11Il est donc certain que la rade de Boulogne présente seule dans la Cité des Morins les caractéristiques qui concordent avec le récit par César de sa deuxième expédition, et avec les quelques indications données par les auteurs antiques. C’est pourquoi T.R. Holmes, illustre érudit anglais, qui a passé une vie avec César et sa Guerre des Gaules, finit par admettre que le Portus Itius était Boulogne10.
12Une considération de technique maritime doit être ajoutée à ce qui précède. Comme l’a montré T.R. Holmes dans son livre sur les invasions de César, le port de la Liane était bien adapté aux conditions de traversée du Détroit. César partant de nuit, poussé par un vent de Sud-Ouest, l’Africus, si fréquent sur cette côte, choisissant l’heure où le flux de marée montant vers le Nord-Est poussait ses navires, trouvait au matin les côtes britanniques, et disposait de tout son temps pour gagner un atterrissage, malgré les changements de vent possibles, et les renversements de courant.

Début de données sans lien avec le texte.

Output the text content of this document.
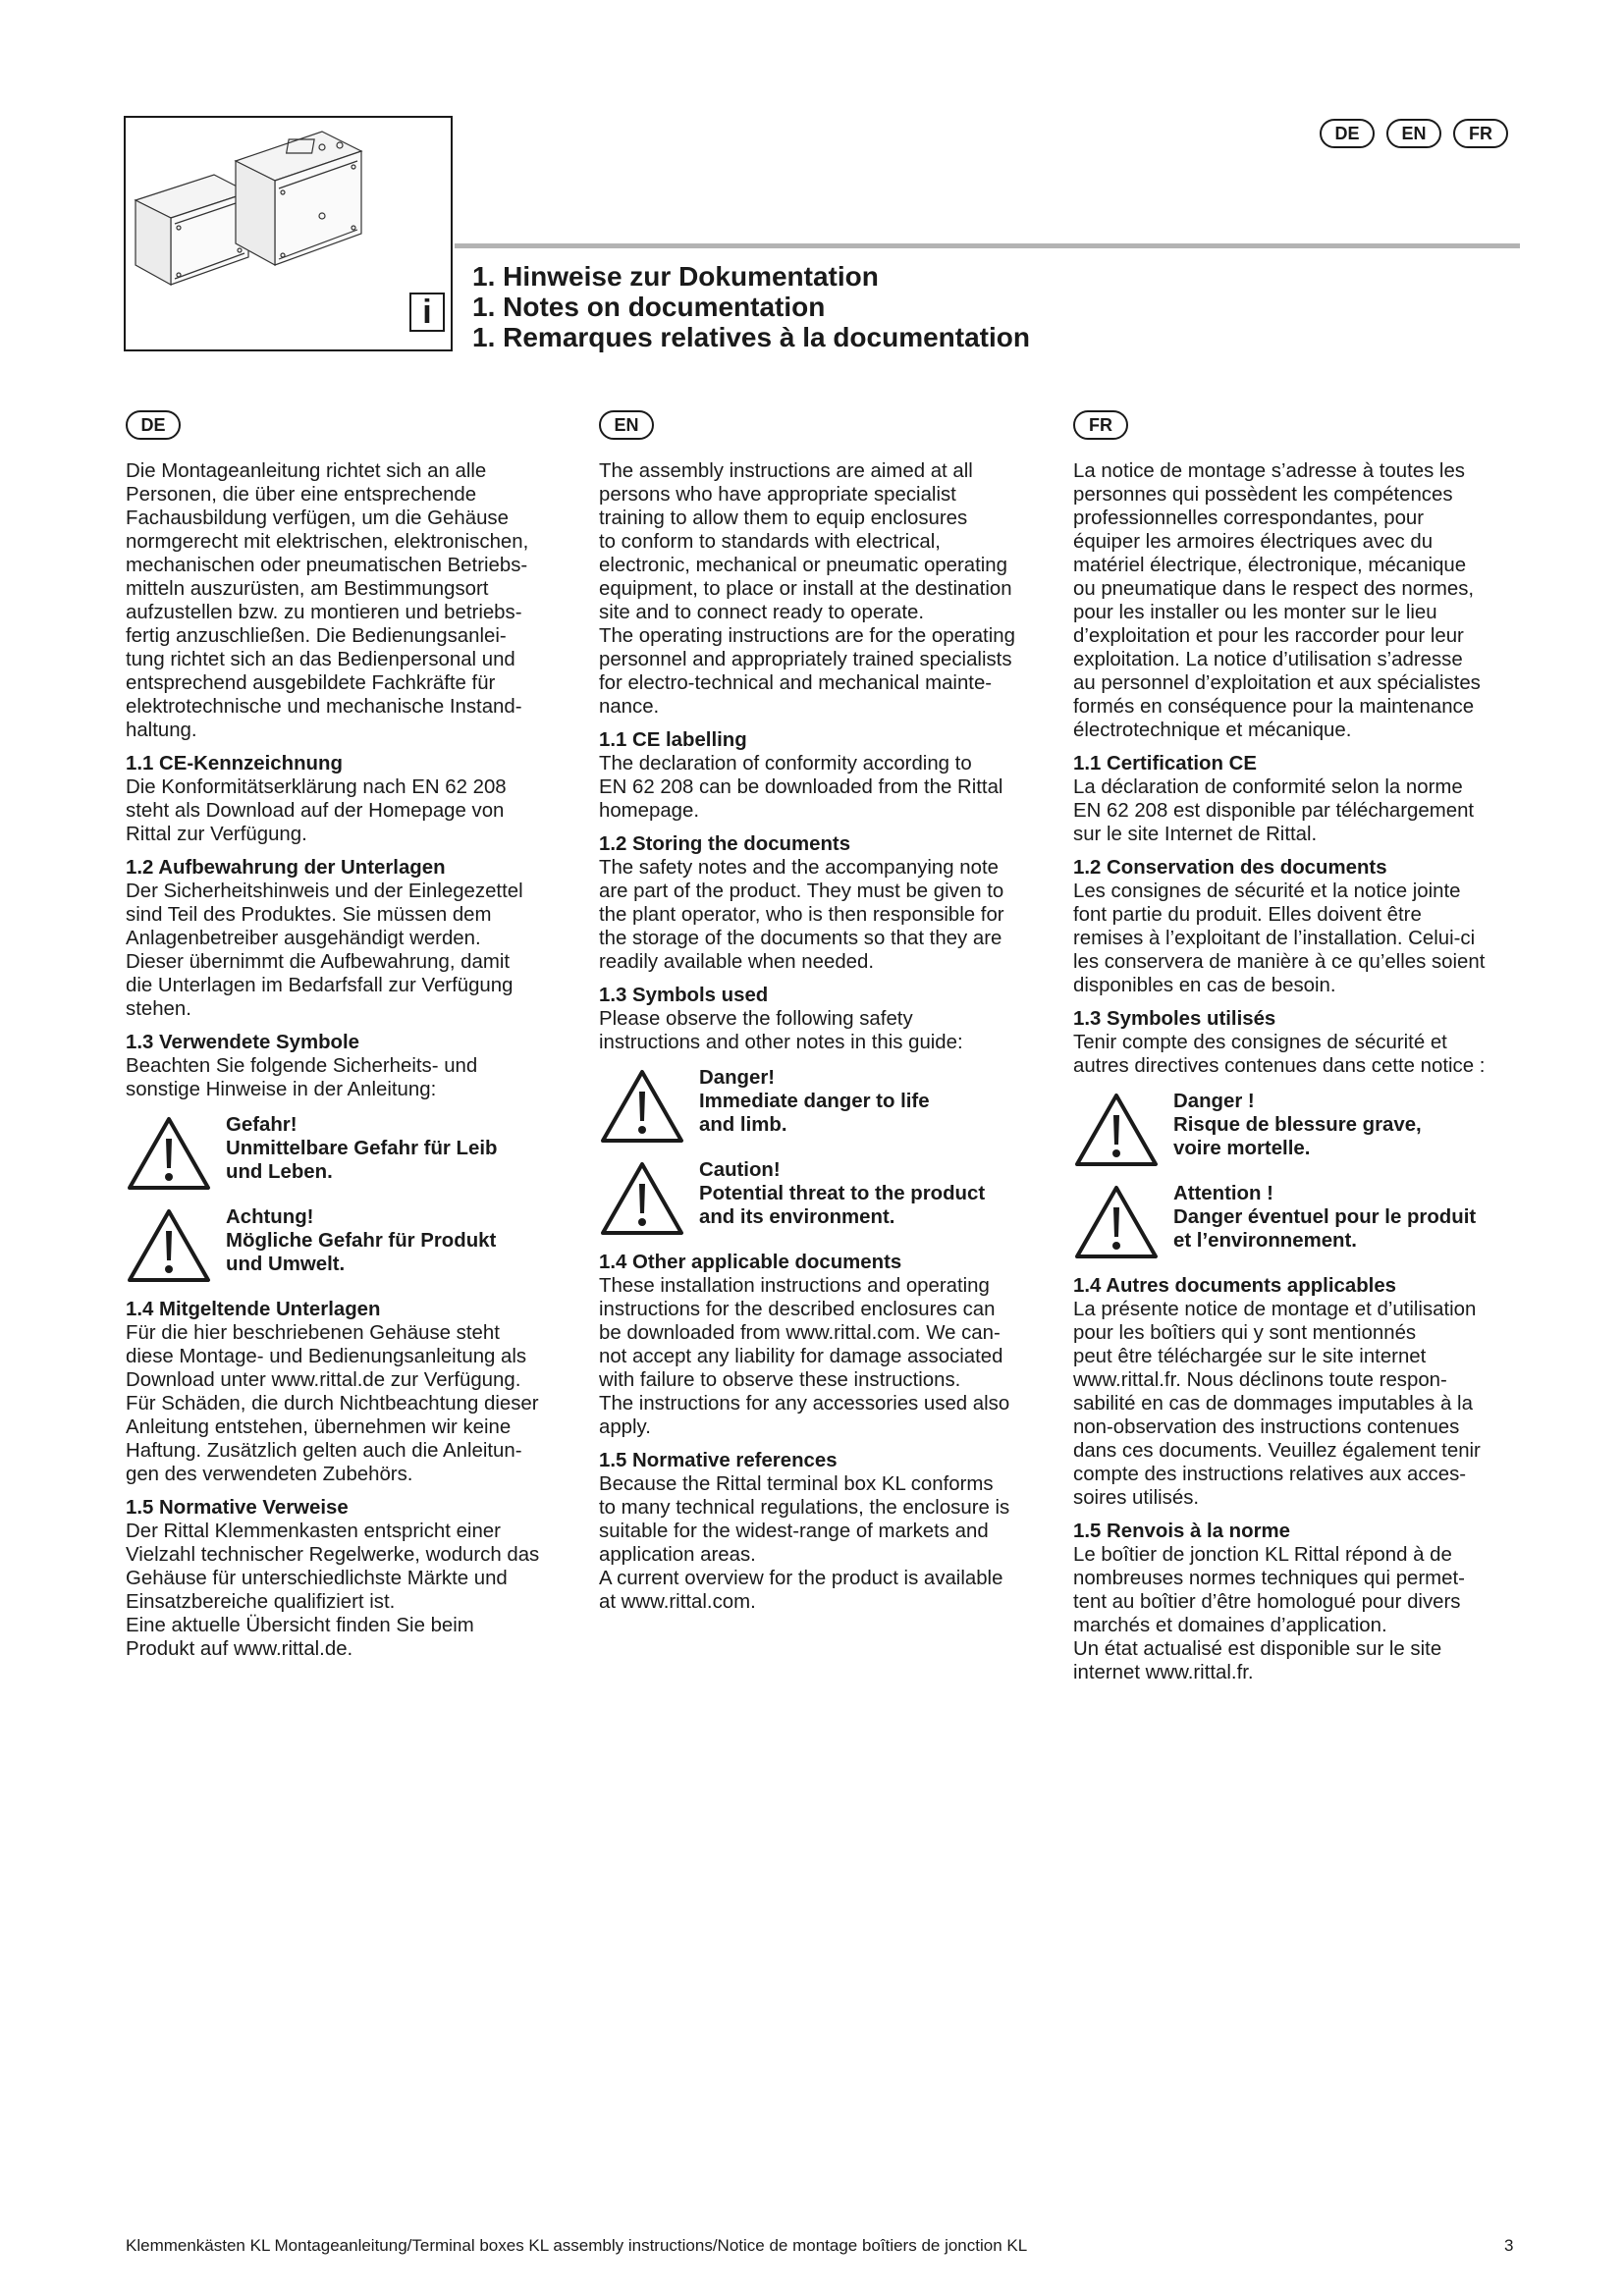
i
DE	EN	FR
1. Hinweise zur Dokumentation
1. Notes on documentation
1. Remarques relatives à la documentation
DE

Die Montageanleitung richtet sich an alle
Personen, die über eine entsprechende
Fachausbildung verfügen, um die Gehäuse
normgerecht mit elektrischen, elektronischen,
mechanischen oder pneumatischen Betriebs-
mitteln auszurüsten, am Bestimmungsort
aufzustellen bzw. zu montieren und betriebs-
fertig anzuschließen. Die Bedienungsanlei-
tung richtet sich an das Bedienpersonal und
entsprechend ausgebildete Fachkräfte für
elektrotechnische und mechanische Instand-
haltung.

1.1 CE-Kennzeichnung

Die Konformitätserklärung nach EN 62 208
steht als Download auf der Homepage von
Rittal zur Verfügung.

1.2 Aufbewahrung der Unterlagen

Der Sicherheitshinweis und der Einlegezettel
sind Teil des Produktes. Sie müssen dem
Anlagenbetreiber ausgehändigt werden.
Dieser übernimmt die Aufbewahrung, damit
die Unterlagen im Bedarfsfall zur Verfügung
stehen.

1.3 Verwendete Symbole

Beachten Sie folgende Sicherheits- und
sonstige Hinweise in der Anleitung:

Gefahr!
Unmittelbare Gefahr für Leib
und Leben.
Achtung!
Mögliche Gefahr für Produkt
und Umwelt.
1.4 Mitgeltende Unterlagen

Für die hier beschriebenen Gehäuse steht
diese Montage- und Bedienungsanleitung als
Download unter www.rittal.de zur Verfügung.
Für Schäden, die durch Nichtbeachtung dieser
Anleitung entstehen, übernehmen wir keine
Haftung. Zusätzlich gelten auch die Anleitun-
gen des verwendeten Zubehörs.

1.5 Normative Verweise

Der Rittal Klemmenkasten entspricht einer
Vielzahl technischer Regelwerke, wodurch das
Gehäuse für unterschiedlichste Märkte und
Einsatzbereiche qualifiziert ist.
Eine aktuelle Übersicht finden Sie beim
Produkt auf www.rittal.de.

EN

The assembly instructions are aimed at all
persons who have appropriate specialist
training to allow them to equip enclosures
to conform to standards with electrical,
electronic, mechanical or pneumatic operating
equipment, to place or install at the destination
site and to connect ready to operate.
The operating instructions are for the operating
personnel and appropriately trained specialists
for electro-technical and mechanical mainte-
nance.

1.1 CE labelling

The declaration of conformity according to
EN 62 208 can be downloaded from the Rittal
homepage.

1.2 Storing the documents

The safety notes and the accompanying note
are part of the product. They must be given to
the plant operator, who is then responsible for
the storage of the documents so that they are
readily available when needed.

1.3 Symbols used

Please observe the following safety
instructions and other notes in this guide:

Danger!
Immediate danger to life
and limb.
Caution!
Potential threat to the product
and its environment.
1.4 Other applicable documents

These installation instructions and operating
instructions for the described enclosures can
be downloaded from www.rittal.com. We can-
not accept any liability for damage associated
with failure to observe these instructions.
The instructions for any accessories used also
apply.

1.5 Normative references

Because the Rittal terminal box KL conforms
to many technical regulations, the enclosure is
suitable for the widest-range of markets and
application areas.
A current overview for the product is available
at www.rittal.com.

FR

La notice de montage s’adresse à toutes les
personnes qui possèdent les compétences
professionnelles correspondantes, pour
équiper les armoires électriques avec du
matériel électrique, électronique, mécanique
ou pneumatique dans le respect des normes,
pour les installer ou les monter sur le lieu
d’exploitation et pour les raccorder pour leur
exploitation. La notice d’utilisation s’adresse
au personnel d’exploitation et aux spécialistes
formés en conséquence pour la maintenance
électrotechnique et mécanique.

1.1 Certification CE

La déclaration de conformité selon la norme
EN 62 208 est disponible par téléchargement
sur le site Internet de Rittal.

1.2 Conservation des documents

Les consignes de sécurité et la notice jointe
font partie du produit. Elles doivent être
remises à l’exploitant de l’installation. Celui-ci
les conservera de manière à ce qu’elles soient
disponibles en cas de besoin.

1.3 Symboles utilisés

Tenir compte des consignes de sécurité et
autres directives contenues dans cette notice :

Danger !
Risque de blessure grave,
voire mortelle.
Attention !
Danger éventuel pour le produit
et l’environnement.
1.4 Autres documents applicables

La présente notice de montage et d’utilisation
pour les boîtiers qui y sont mentionnés
peut être téléchargée sur le site internet
www.rittal.fr. Nous déclinons toute respon-
sabilité en cas de dommages imputables à la
non-observation des instructions contenues
dans ces documents. Veuillez également tenir
compte des instructions relatives aux acces-
soires utilisés.

1.5 Renvois à la norme

Le boîtier de jonction KL Rittal répond à de
nombreuses normes techniques qui permet-
tent au boîtier d’être homologué pour divers
marchés et domaines d’application.
Un état actualisé est disponible sur le site
internet www.rittal.fr.

Klemmenkästen KL Montageanleitung/Terminal boxes KL assembly instructions/Notice de montage boîtiers de jonction KL	3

13Ajoutons maintenant que cette identification doit être étendue au port de la première expédition, comme le même érudit l’a soutenu dans son deuxième ouvrage.
4. Wissant a-t-il servi à César comme port de sa première expédition ? Ou Boulogne ?
14On a souvent dit que Wissant était le port de la première expédition de César, qui aurait l’année suivante choisi Portus Itius, c’est-à-dire Boulogne en raison de la grandeur de la seconde lote. Wissant a encore des partisans, comme tout près de nous M. Rambaud11. Il est certain que Wissant a comporté un port utilisé jusqu’à la fin du Moyen-Âge avant d’être ensablé, et nous renvoyons sur cette question à notre chapitre sur les ports du Boulonnais.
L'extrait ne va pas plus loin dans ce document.